Professor Olivier Roy, an eminent French scholar on contemporary Islam, has explicitly declared that both assimilation and multiculturalism have failed. The Council of Europe, Guardian of the European Convention on Human Rights, on February 16, 2011 has backed the growing number of heads of government denouncing multiculturalism as a failure, warning that it poses a threat to security. Thorbjørn Jagland, secretary-general of the council, in an interview with the Financial Times on November 2014 said, “Multiculturalism allows parallel societies to develop within states, since some parallel societies have developed radical ideas that are dangerous such as terrorism.”
To gain acceptance for the theory, the Left and associated religious groups have been recently manufacturing historical records and archaeological evidence
Since last one decade the left and liberals in India have been consistently arguing that India is a multi-cultural, multi-ethnic society. After the early theory of multi nationalism in India put forward by the left failed, their new agenda is the indoctrination of multiculturalism.. At a seminar organised by the AKG Centre for Research and Studies to commemorate the first death anniversary of EMS Namboodiripad in 1999, Marxist idealogues stressed on the need of multiculturalism in India. Delivering the keynote address on ‘Future of secular democracy and the media’, N Ram, the editor of Frontline, said, “India is nothing if it is not multi-ethnic, multi-linguistic, multi-religious, multi-cultural and multinational.” Multiculturalism is the major tool of left historians as evident from a lecture delivered at Left-controlled Kerala Council of Historical Research in Kerala on March 2002 by Romila Thapar. Amartya Sen’s 2006 treatise Identity and Violence: The Illusion of Destiny puts forward the concept of multiple identity and roles at the individual level as a critique of Samuel Huntington’s seminal work The Clash of Civilizations. In November 2010, Marxist historian Perry Anderson was invited by the Left government to speak on ‘Multiculturalism in a Globalised World’ at the University of Kerala. In 2010, at the International Seminar on Languages organized by the Left government in Kerala a principal invitee was Yusuf Al-Quradawi, a Qatar-based Islamic scholar, who also allegedly served as the intellectual basis for the al-Qaida.
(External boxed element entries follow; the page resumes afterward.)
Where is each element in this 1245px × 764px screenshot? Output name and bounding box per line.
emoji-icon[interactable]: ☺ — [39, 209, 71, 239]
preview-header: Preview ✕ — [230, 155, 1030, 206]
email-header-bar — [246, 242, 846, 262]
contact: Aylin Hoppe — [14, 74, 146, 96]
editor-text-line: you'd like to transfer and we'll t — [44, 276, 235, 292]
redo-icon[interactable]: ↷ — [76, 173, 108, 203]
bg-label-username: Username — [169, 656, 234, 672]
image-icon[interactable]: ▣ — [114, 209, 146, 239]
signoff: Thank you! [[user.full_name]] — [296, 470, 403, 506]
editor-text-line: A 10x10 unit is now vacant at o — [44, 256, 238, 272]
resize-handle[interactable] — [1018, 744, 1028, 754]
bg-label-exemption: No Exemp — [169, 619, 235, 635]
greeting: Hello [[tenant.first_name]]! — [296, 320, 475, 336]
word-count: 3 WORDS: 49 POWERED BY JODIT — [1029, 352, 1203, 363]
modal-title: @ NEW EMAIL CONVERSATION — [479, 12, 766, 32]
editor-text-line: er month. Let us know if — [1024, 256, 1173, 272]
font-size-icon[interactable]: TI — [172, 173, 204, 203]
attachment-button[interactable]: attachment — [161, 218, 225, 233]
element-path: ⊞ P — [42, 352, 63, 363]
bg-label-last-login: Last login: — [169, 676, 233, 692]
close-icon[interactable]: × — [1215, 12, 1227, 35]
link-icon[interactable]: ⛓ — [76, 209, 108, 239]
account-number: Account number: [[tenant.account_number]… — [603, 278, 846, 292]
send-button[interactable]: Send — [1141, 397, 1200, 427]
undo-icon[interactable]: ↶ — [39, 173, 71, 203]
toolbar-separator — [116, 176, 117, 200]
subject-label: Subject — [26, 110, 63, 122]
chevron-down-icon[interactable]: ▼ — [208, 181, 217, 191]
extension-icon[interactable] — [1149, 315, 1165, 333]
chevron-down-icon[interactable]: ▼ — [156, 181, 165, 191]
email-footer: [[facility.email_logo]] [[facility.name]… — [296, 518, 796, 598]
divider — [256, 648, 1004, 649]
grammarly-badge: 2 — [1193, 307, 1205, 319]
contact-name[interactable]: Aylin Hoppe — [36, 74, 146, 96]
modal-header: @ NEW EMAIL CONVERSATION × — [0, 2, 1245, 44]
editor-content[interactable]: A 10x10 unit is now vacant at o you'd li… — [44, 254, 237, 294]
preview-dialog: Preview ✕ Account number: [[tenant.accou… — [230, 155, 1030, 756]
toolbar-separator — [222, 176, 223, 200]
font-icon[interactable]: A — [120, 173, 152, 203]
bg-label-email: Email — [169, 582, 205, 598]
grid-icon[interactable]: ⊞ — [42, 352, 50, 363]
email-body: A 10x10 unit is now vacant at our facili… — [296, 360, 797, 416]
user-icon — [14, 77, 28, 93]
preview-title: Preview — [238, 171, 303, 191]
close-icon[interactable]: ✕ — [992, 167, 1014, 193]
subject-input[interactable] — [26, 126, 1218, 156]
India’s cultural diversity has sustained and is preserved by its integrating unity. Had this unity been non-existent, India’s diversity would never have blossomed. Had this unity perished, the diversity of India would have been wiped out long back. She has practised this tradition of pluralism giving birth to 108 Upanishads instead of one, various systems of philosophy instead of one, six major religious cults and numerous minor ones instead of one and a plethora of deities instead of single dominating deity. Inter religious treaties, agreement, settlements, pacts, accords, and concords are yet unknown in India. The zealous propaganda for multiculturalism by the Left and liberals in India has to be discarded. What the world has discarded cannot be imported into India to be enshrined in its socio political framework. When the Aryan invasion theory failed, it was replaced with Aryan migration. After Aryan Dravidian invasion and migration theories failed, it is now substituted with multiculturalism. To gain acceptance for the theory, the Left and associated religious groups have been recently manufacturing historical records and archaeological evidence.
This has much relevance since the idea of nation and nationhood has been the seminal theme of recent debates and disputes. There is an emerging trend to truncate and wipe out national consciousness with multiculturalism.